One of the things I loved best about last week's premiere of American Horror Story: Freak Show is that, unlike Coven, most everyone in the carnie troupe appeared to care about one another and support each other. Coven worked for me when the witches banned together against an outside force, but that happened so rarely, and their dynamic was marred by so much infighting, that I found myself writing off the whole lot of them.
American Horror Story has always been the story of outsiders, and that's what I love about it. But it so rarely meets its potential - the heights it reached in Season 2, as the inhabitants of Asylum defended each other against external prejudice and oppression. American Horror Story truly becomes about something when it shows that outsiders can be their own sort of infrastructure, beyond the strictures of a disapproving society. Like Tate and Violet making sense of their senseless existence, or Kit and Lana teaming up to break their way out of Briarcliff.
In "Monsters Among Us," last week's premiere, I had hopes that Freak Show would tell that same story. Jimmy (and it always seems to be Evan Peters' character, doesn't it?) is so tenderly protective of the group, and they all appear to blossom under his attention. I loved the relationship between Dot and Bette - while somewhat contentious, as their personalities are so different, I felt a closeness there, beyond the obvious physical proximity they're forced to share. Dot, while so much more cynical and mistrusting than Bette, seemed preservative of Bette's sweet naivete. (Gah, I hope I have that right. There's a chance I'm going to be confusing them for the first few eps of the season.)
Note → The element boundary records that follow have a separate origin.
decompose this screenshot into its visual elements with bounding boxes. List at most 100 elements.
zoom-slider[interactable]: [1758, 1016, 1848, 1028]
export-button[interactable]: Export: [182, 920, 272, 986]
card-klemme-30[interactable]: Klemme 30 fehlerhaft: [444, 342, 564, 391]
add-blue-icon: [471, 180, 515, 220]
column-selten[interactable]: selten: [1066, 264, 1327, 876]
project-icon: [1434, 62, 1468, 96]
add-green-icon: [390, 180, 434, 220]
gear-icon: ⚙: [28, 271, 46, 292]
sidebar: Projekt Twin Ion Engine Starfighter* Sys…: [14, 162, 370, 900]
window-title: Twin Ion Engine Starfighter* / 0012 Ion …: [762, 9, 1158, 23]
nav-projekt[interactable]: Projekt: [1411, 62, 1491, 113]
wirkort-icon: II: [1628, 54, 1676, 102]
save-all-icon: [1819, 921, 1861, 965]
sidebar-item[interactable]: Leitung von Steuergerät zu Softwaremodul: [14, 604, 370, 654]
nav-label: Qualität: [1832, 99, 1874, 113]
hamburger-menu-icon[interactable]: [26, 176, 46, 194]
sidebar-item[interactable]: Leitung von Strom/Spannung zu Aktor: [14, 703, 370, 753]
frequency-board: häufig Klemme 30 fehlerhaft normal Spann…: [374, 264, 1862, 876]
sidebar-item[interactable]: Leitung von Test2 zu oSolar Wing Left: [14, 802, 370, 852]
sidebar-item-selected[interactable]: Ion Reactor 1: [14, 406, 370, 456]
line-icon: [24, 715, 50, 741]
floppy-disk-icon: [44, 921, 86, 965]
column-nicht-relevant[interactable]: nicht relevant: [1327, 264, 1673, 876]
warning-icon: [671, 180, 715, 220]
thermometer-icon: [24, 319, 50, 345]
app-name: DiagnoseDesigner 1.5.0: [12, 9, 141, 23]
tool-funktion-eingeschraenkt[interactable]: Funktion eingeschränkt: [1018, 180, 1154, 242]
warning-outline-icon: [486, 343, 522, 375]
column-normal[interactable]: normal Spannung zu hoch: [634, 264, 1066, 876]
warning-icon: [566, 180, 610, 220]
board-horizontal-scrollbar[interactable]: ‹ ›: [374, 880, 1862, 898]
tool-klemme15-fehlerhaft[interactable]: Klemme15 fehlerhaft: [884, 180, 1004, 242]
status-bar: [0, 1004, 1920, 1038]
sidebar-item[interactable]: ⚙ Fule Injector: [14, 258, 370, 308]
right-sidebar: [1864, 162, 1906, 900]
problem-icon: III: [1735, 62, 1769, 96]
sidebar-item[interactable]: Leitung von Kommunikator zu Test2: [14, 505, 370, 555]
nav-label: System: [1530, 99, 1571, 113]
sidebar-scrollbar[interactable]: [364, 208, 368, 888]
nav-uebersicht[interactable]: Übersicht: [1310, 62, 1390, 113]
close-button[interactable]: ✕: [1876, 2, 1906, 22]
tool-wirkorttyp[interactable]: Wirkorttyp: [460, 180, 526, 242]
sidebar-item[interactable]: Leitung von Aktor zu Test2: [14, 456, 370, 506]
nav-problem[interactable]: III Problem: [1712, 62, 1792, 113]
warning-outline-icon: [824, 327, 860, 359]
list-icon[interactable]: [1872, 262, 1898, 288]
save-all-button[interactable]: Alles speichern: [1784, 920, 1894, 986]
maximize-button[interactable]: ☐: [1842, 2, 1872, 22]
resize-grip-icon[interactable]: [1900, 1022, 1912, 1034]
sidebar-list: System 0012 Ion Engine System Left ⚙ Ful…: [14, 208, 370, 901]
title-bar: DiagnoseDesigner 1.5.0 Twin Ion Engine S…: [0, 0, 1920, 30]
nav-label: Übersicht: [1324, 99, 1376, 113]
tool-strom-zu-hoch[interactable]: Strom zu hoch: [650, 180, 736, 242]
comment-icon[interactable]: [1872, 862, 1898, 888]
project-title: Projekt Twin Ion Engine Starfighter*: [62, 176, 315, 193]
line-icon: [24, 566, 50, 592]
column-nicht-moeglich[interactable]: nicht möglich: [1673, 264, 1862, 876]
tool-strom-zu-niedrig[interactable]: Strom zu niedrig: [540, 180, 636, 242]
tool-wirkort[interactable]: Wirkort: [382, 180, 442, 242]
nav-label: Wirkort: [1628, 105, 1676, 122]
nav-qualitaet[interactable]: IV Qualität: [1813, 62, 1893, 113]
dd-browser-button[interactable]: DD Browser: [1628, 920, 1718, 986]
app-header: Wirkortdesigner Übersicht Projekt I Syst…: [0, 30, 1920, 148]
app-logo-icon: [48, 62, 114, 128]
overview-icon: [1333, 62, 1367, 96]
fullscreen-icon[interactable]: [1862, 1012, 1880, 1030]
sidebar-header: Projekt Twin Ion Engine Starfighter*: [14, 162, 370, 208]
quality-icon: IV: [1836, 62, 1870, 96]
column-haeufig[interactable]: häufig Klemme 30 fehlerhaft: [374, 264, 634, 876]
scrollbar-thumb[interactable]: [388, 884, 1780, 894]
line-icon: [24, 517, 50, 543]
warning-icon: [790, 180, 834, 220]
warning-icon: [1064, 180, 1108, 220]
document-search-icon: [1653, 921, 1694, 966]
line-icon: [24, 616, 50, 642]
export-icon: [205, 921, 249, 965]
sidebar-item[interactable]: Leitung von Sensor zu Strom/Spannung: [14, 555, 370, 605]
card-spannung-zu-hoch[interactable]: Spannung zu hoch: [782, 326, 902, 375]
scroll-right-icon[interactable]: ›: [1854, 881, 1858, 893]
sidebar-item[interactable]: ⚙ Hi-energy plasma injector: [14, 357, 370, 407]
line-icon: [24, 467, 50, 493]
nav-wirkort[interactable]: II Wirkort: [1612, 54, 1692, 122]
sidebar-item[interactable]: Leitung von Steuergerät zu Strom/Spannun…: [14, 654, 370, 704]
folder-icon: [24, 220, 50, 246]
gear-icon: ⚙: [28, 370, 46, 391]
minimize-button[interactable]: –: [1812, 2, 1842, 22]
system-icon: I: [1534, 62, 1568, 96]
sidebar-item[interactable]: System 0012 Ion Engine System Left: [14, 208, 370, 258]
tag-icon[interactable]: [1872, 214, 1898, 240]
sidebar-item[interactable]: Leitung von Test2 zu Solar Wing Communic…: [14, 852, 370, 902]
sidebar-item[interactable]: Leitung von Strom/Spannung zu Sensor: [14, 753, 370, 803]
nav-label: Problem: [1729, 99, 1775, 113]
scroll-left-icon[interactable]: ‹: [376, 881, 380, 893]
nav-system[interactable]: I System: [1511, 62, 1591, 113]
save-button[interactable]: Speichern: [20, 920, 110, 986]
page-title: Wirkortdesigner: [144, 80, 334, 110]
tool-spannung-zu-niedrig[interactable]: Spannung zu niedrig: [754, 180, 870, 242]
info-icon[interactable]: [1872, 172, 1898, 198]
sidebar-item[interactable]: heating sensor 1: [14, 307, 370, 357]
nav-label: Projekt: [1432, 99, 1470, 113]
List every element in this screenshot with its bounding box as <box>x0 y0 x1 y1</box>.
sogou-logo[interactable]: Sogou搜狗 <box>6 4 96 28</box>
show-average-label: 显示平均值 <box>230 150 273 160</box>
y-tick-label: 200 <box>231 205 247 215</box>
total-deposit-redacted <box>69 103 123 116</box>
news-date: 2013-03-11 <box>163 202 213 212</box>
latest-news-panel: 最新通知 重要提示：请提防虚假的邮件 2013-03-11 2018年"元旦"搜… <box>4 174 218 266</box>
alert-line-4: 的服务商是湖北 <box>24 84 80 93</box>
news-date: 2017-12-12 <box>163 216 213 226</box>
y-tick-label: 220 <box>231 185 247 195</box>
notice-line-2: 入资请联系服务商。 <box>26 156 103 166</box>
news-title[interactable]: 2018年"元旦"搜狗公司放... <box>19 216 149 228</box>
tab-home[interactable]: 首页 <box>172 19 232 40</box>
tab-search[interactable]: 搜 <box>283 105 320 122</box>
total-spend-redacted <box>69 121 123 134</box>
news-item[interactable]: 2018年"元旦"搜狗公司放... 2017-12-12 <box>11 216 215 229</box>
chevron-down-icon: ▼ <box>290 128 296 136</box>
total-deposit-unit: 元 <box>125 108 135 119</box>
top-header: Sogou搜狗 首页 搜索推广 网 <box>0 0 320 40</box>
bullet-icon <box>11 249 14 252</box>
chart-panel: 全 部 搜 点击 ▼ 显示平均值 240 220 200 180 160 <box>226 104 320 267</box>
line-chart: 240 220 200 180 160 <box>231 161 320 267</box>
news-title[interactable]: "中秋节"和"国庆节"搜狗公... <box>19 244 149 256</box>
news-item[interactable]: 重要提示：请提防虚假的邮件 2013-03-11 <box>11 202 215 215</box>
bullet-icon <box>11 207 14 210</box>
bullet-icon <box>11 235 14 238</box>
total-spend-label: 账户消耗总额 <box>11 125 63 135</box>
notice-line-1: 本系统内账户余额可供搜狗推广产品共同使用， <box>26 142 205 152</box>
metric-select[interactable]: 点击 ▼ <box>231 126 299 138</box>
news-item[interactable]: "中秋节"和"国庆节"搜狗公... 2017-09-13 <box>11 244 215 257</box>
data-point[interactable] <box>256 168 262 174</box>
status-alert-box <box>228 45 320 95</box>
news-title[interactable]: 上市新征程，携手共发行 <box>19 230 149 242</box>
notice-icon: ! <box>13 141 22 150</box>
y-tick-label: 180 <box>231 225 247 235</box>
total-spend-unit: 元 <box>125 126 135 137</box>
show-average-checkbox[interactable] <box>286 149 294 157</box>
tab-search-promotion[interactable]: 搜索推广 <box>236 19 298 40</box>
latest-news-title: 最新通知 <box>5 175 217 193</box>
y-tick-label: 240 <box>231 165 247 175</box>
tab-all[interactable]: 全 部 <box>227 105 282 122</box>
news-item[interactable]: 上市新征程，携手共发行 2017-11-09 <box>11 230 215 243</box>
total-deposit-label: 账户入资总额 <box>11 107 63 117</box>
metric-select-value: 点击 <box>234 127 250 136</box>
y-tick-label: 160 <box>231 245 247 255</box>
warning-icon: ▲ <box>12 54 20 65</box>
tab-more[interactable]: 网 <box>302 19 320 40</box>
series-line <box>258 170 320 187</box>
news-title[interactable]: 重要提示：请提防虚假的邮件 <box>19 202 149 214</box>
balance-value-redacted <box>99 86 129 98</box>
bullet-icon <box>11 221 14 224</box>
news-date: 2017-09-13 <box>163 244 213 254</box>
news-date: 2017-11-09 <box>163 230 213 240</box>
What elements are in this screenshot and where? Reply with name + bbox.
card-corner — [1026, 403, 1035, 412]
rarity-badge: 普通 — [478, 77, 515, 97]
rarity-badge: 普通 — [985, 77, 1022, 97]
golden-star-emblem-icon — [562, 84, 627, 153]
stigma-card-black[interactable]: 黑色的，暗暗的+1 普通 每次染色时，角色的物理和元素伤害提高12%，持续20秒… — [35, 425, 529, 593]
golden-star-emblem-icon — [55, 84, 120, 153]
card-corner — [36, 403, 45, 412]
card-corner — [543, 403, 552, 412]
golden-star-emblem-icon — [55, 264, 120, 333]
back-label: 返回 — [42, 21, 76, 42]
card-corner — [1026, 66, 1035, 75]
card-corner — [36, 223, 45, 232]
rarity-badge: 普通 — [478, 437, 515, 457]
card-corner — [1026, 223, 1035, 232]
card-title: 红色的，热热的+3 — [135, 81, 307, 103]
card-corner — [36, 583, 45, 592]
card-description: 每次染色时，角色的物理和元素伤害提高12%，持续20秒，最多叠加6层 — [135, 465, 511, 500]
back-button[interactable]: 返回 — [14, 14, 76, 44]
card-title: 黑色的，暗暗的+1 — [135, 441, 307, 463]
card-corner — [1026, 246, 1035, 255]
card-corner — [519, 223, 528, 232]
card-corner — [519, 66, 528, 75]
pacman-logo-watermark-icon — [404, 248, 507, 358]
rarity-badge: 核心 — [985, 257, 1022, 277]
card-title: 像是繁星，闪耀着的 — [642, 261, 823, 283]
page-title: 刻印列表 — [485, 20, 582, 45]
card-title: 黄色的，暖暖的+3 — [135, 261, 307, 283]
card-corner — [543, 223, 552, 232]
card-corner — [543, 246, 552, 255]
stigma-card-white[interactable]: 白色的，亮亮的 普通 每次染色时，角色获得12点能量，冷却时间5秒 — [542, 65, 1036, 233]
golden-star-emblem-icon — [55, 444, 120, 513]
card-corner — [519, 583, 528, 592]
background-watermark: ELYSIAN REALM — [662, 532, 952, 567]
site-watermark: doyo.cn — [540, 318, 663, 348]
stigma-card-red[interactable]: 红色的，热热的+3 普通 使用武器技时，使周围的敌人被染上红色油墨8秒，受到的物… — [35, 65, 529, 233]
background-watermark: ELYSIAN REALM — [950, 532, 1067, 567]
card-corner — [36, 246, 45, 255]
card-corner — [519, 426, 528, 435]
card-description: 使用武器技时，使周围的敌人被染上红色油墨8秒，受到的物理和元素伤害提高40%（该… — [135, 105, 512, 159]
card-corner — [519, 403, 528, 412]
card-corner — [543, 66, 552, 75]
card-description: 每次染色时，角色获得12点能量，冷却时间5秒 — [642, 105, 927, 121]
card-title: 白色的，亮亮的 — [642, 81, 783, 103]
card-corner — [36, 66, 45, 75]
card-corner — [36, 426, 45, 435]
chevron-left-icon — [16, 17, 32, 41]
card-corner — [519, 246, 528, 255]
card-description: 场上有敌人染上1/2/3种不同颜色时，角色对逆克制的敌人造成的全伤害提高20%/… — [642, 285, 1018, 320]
Imagine my dismay, then, when Michael Chiklis arrives to fuck everything up this week.
I was originally thrilled at the idea of Michael Chiklis as the troupe's strong man - a jovial, doltish sort, I thought. And when he and Angela Bassett's three-breasted, hermaphroditic Desiree show up, seemingly deeply in love, well, I was delighted with that, too. As Desiree details her physical singularities to Elsa Mars, Elsa asks the strong man, "And what does that make you?" Dell replies, "The happiest man on earth," and I thought, "How lovely!"
Moments later Dell's being allowed to tear the troupe to pieces from inside out - bossing Elsa around, diminishing her role in the show, terrorizing the freaks. Conflict is necessary for drama, of course, but American Horror Story has never been short on conflict, and with the law against them and the town terrified of them, did they really need a giant bully throwing them out of the diner when they're just hoping to share a nice meal? Give Pepper her meatloaf, dammit! And god, poor Meep - though I guess the chickens can breathe a little easier now.
By the same token, I was disappointed in Elsa's envy of Dot - and the way she preyed on Bette's own insecurity about her lack of talent. Some discord and infighting must eventually infect the group, of course, but to introduce it so early feels like a blueprint for the same mistakes of last season. Elsa got what she wanted out of Bette and Dot - a damned good show - and now she's doing her best to ruin them, just one week later. It's maddening!
But I'm loving the new unlikely alliance that's developed between Dandy and Twisty, a murderous clown who seems as unsettled by that petulant mama's boy as we are. I have a feeling they're going to be the sleeper 'ship of the season, although I'm still rooting for Dot and Jimmy - I just love the way her face opens up whenever he looks in her direction.
The credits continue to wow me each week. Best of the series, right here.
Dandy's crystal cognac baby bottle is a hell of a thing. It's probably weird to be jealous of a baby bottle, but there you go.
I'm in love with Ma Petite, played by World's Tiniest Woman Jyoti Amge. She has such a warm and winning smile, such a knowing way about her!
As always, I'm ready for about twenty times more Angela Bassett than we're currently getting. Good god, that woman's got presence. Less Dell, more Desiree, please. Although I do foresee some interest in the eventual reveal to Jimmy that Dell is his daddy.
Fiona Apple was not a strong musical choice this week. It just didn't work - though not through any fault of Sarah Paulson, who killed it.